Rotational viscometer body, 26... Upper cover plate, 27... Lower cover plate, 28... Bearing housing, 29.30... Ball bearing. 31... Rotating shaft, 32... Rotating cylindrical body. 32"...Rotating cylindrical body, 33...Fixing plate. 34...Geared motor, 35...Rotating shaft. 36.37...Gear, 38...Shaft. 39...Ball bearing, 40... Stationary side cylindrical body, 40°... Stationary side cylindrical body. 41... Fluid circulation gap, 42... Lid. 43... Fluid inflow 0.44... Fluid Outlet, 4
5.46... Spiral groove, 47... Viscosity value display pointer, 48... Transparent part. 4... fixed side, 50... scale plate for viscosity value display, 5
1... Connection member, 52... Spring spring, 53...
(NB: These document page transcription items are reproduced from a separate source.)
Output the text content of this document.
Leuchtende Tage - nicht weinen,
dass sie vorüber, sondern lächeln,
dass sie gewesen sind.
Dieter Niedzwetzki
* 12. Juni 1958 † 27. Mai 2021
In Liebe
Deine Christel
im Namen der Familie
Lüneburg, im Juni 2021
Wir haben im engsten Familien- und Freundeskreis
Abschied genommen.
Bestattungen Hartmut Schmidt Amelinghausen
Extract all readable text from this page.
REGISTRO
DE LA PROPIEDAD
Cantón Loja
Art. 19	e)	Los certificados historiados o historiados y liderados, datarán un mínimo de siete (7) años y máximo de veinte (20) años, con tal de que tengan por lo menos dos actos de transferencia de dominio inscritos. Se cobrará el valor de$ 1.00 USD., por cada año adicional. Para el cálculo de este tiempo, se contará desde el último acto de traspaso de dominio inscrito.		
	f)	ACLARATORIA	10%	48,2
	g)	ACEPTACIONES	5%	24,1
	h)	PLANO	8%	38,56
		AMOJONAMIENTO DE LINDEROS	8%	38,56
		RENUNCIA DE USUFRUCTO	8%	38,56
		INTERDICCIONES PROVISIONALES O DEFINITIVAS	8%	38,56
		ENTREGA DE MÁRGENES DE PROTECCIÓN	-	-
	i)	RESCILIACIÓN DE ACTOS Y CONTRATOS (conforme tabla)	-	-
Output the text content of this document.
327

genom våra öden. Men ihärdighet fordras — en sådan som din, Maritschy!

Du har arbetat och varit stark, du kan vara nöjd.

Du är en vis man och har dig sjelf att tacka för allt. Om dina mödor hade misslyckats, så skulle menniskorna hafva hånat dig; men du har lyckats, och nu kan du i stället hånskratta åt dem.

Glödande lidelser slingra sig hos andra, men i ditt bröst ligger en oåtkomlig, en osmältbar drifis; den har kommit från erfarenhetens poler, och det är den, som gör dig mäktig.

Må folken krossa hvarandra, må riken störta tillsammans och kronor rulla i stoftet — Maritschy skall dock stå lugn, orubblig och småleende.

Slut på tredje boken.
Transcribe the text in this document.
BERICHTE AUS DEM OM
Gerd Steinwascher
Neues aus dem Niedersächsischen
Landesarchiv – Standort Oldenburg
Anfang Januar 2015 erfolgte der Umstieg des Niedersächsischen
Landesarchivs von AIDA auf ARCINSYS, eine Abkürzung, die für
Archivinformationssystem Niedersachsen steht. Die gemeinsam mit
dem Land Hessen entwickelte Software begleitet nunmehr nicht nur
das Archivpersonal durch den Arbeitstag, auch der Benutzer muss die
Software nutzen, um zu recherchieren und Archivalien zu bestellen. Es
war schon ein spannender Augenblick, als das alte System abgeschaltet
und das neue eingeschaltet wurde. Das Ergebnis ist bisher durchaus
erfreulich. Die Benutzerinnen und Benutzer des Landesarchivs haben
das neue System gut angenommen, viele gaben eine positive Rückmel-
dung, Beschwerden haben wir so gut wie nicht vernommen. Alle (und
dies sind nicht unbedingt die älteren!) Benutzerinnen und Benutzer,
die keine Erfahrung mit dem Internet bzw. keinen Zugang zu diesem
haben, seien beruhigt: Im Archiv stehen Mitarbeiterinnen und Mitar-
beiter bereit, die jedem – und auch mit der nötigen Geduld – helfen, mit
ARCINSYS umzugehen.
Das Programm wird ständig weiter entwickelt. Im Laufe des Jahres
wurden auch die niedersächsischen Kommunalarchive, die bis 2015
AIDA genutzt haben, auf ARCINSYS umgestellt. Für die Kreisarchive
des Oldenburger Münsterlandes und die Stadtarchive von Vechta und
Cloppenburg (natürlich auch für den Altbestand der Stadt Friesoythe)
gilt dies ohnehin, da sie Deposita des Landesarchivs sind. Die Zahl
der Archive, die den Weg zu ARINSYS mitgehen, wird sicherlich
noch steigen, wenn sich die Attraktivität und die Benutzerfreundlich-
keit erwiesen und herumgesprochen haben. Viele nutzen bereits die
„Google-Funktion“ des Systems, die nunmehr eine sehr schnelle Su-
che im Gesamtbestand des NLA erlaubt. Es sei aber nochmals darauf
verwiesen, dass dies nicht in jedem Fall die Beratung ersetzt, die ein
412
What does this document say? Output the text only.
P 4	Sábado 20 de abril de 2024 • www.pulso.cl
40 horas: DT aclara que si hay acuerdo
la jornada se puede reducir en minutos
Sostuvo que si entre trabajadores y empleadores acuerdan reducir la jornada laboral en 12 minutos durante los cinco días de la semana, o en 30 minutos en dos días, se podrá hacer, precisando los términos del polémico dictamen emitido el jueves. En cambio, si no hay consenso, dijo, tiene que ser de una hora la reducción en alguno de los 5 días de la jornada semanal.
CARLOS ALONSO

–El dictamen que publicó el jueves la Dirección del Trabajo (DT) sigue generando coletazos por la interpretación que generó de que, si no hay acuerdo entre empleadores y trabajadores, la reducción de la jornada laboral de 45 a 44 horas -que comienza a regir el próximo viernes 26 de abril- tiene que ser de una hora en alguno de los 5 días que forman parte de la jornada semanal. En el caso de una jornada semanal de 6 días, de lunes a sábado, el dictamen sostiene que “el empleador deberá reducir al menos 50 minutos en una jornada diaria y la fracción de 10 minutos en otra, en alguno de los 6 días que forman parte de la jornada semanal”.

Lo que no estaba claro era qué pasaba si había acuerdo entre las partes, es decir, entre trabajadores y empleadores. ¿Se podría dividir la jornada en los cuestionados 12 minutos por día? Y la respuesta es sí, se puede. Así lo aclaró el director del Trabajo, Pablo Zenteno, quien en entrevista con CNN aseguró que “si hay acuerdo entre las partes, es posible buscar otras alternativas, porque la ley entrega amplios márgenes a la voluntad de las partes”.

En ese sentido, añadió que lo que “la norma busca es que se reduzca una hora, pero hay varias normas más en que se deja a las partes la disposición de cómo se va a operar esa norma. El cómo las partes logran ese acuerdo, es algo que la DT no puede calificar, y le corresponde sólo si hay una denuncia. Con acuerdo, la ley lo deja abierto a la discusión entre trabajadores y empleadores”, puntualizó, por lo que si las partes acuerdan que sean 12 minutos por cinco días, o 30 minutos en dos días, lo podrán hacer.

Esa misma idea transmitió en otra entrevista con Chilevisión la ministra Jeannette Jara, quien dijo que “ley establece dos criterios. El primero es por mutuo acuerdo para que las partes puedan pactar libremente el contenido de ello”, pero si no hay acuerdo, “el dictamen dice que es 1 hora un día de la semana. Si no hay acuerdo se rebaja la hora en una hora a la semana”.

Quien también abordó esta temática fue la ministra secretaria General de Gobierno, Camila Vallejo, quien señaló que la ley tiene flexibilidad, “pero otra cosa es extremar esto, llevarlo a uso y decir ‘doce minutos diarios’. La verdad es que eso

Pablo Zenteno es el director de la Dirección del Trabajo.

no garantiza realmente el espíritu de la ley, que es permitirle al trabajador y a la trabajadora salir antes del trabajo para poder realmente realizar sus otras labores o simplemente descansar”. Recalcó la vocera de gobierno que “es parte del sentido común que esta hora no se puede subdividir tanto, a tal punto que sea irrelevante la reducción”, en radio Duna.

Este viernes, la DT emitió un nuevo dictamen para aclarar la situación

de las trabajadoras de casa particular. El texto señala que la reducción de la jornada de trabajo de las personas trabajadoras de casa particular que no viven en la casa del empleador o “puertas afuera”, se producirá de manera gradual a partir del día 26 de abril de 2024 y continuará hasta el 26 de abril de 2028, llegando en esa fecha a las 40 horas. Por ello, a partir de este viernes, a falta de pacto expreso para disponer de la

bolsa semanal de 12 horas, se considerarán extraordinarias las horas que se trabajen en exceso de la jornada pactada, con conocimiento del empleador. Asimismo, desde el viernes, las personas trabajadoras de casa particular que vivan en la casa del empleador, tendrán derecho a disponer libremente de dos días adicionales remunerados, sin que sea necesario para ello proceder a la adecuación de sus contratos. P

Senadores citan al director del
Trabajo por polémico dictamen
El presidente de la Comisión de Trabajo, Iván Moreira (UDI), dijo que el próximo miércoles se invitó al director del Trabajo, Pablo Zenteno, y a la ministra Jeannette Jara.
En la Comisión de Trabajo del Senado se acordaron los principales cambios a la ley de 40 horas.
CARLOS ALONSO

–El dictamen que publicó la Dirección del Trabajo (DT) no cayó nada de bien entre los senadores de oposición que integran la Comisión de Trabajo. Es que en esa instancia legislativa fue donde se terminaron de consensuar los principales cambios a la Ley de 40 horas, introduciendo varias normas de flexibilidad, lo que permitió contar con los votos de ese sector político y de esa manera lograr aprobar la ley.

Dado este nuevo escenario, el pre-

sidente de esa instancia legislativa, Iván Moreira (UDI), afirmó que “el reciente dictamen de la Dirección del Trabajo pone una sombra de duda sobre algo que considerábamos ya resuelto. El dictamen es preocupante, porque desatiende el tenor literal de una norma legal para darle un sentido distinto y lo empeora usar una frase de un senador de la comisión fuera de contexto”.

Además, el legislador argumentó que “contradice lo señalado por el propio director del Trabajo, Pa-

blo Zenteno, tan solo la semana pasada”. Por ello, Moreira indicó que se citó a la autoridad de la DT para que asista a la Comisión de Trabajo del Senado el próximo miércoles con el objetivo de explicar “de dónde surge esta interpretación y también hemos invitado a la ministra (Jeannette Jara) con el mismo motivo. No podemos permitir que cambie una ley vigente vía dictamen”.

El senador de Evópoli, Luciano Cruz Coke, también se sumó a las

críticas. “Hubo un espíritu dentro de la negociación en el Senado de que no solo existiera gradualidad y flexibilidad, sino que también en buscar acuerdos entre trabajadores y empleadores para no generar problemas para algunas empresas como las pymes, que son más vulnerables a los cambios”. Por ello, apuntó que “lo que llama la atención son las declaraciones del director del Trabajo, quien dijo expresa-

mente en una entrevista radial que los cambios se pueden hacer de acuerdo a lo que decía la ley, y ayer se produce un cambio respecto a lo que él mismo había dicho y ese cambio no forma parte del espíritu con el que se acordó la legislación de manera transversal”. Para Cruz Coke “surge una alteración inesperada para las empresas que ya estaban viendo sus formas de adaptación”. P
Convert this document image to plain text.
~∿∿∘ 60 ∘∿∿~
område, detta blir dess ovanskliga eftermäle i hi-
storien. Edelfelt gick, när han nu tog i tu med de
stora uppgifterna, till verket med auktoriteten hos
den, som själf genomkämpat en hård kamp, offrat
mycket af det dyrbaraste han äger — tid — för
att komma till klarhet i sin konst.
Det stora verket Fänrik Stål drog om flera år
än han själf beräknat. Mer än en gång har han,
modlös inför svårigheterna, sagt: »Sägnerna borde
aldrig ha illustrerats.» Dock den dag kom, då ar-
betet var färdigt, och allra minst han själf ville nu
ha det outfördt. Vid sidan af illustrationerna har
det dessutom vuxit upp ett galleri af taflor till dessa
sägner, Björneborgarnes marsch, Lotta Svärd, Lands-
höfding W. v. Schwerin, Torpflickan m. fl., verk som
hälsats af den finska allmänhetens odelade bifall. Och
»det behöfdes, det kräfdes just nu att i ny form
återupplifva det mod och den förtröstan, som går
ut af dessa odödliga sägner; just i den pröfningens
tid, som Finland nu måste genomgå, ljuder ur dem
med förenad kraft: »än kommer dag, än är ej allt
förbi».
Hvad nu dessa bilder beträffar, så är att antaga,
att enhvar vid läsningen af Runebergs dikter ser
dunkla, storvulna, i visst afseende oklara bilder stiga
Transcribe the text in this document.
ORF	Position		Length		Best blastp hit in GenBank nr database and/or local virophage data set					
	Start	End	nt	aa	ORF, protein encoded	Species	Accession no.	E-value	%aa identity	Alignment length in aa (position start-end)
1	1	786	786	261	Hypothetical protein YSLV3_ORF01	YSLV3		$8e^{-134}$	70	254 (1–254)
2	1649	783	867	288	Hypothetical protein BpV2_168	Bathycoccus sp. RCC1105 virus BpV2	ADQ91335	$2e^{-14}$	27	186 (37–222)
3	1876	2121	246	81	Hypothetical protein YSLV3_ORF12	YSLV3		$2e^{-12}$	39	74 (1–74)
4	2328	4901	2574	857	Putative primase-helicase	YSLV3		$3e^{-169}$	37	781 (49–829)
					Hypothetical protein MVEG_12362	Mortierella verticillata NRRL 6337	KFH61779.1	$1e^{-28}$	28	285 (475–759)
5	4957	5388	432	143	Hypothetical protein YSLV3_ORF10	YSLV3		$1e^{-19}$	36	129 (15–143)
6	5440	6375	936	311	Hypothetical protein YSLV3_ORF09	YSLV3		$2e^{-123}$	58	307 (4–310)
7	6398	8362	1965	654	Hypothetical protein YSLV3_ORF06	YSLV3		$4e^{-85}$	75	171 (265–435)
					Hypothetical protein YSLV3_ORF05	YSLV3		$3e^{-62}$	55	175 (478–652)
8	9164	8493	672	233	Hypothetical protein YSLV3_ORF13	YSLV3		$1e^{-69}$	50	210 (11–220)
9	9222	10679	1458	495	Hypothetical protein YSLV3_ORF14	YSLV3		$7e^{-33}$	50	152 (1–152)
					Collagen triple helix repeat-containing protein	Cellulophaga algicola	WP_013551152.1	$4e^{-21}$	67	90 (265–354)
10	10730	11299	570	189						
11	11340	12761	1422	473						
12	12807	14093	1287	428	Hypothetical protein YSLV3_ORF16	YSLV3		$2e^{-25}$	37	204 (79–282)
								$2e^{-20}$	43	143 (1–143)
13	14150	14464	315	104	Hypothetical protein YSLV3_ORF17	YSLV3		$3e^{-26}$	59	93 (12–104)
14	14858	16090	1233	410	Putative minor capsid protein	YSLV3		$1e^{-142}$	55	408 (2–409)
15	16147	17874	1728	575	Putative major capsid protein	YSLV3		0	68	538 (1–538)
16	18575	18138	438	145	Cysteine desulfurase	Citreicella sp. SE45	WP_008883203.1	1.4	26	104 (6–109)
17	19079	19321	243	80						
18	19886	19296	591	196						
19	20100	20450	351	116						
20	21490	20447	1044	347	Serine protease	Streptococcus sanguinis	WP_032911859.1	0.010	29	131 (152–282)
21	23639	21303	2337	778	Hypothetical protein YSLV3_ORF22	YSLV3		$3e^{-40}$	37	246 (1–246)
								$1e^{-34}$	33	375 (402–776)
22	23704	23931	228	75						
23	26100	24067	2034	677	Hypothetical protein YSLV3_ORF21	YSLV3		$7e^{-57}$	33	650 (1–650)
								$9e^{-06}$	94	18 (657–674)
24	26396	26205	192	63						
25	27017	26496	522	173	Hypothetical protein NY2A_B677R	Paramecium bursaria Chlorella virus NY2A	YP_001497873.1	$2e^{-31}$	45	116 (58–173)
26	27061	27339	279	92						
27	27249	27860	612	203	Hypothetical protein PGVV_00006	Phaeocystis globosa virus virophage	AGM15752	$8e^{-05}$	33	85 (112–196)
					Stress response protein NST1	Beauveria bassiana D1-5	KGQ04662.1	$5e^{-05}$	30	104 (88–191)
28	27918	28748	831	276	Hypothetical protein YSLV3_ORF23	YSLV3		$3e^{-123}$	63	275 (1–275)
... Connecting member, 54... Rotational viscometer, 56... Upper cover plate, 57... Lower cover plate. 58... Bearing housing, 59... Ball bearing, 60... Stationary side cylindrical body, 61... Fluid outlet, 62... Fluid inlet. 63...bearing house, 64.65...ball bearing, 66...rotating shaft. 67... Rotating cylindrical body, 68... Fluid inflow gap,
69.70...Spiral groove. 71...Fixing plate, 72...Fixing member. 73... Guard motor, 74... Rotating shaft. 75.76...Gear, 77...Spring spring, 7
8.79... Connecting member, 80... Pointer for viscosity value display, 81... Transparent part, 82... Fixed side, 83... Scale plate for viscosity value display. 84.85...Flow curve. 86,...,88...Rotational torque 2 rotation curve.

Claims (7)

[Claims] (1) a stationary side member, a rotating body provided to the stationary side member via a microgap, and means for rotating the rotating body;
A fluid inlet for flowing a fluid such as paste into the micro-gap, and a micro-gap formed by the rotating body rotating opposite to the stationary side member through the fluid inflow port. A fluid outlet for discharging the fluid that has flowed into the section to the outside, and a fluid inlet that is formed on at least one surface of the stationary side member and the rotating body, which face each other through the minute gap, A fluid guide groove such as a spiral groove for allowing the fluid to flow into the minute gap and actively guiding the fluid to the fluid outlet; The rotation is caused by an elastic body such as a spring engaged between the means for rotating the body and the viscosity of the fluid that flows into the minute gap when the rotating body rotates against the elasticity of the elastic body. The rotating torque applied to the body or the stationary member is controlled by a viscosity value display pointer provided in conjunction with at least one of the rotating body or the stationary member or the elastic body, and the movement of the pointer causes the rotational torque to be applied to the fluid. A rotational viscometer equipped with a viscosity value display section that allows you to know the viscosity value. (2) When the elastic body is engaged with the stationary side member, the stationary side member is rotatably supported, and the viscosity value display pointer is attached to either the elastic body or the stationary side member. Claim No. (1) provided in conjunction with
Rotational viscometer as described in section. (3) The stationary side member is a stationary side columnar body, and the rotating body is rotatably supported on the outside of the stationary side columnar body, facing the stationary side columnar body through a cylindrical minute gap. The rotational viscometer according to claim (2), which is a cylindrical body. (4) The stationary side member is a stationary side cylindrical body, and the rotating body is a rotating columnar body rotatably supported inside the stationary side cylindrical body via a cylindrical minute gap. , a rotational viscometer according to claim (2). (5) The rotational viscometer according to claim (1), wherein the fluid guide groove is a spiral groove formed along the axial direction. (6) Claims (1) to (5), wherein the fluid inlet is formed at the lower end of the rotating cylindrical body.
The rotational viscometer according to any one of paragraphs. (7) The rotational viscometer according to claim 6, wherein the fluid outlet is provided at a position above the fluid inlet of the rotating cylindrical body.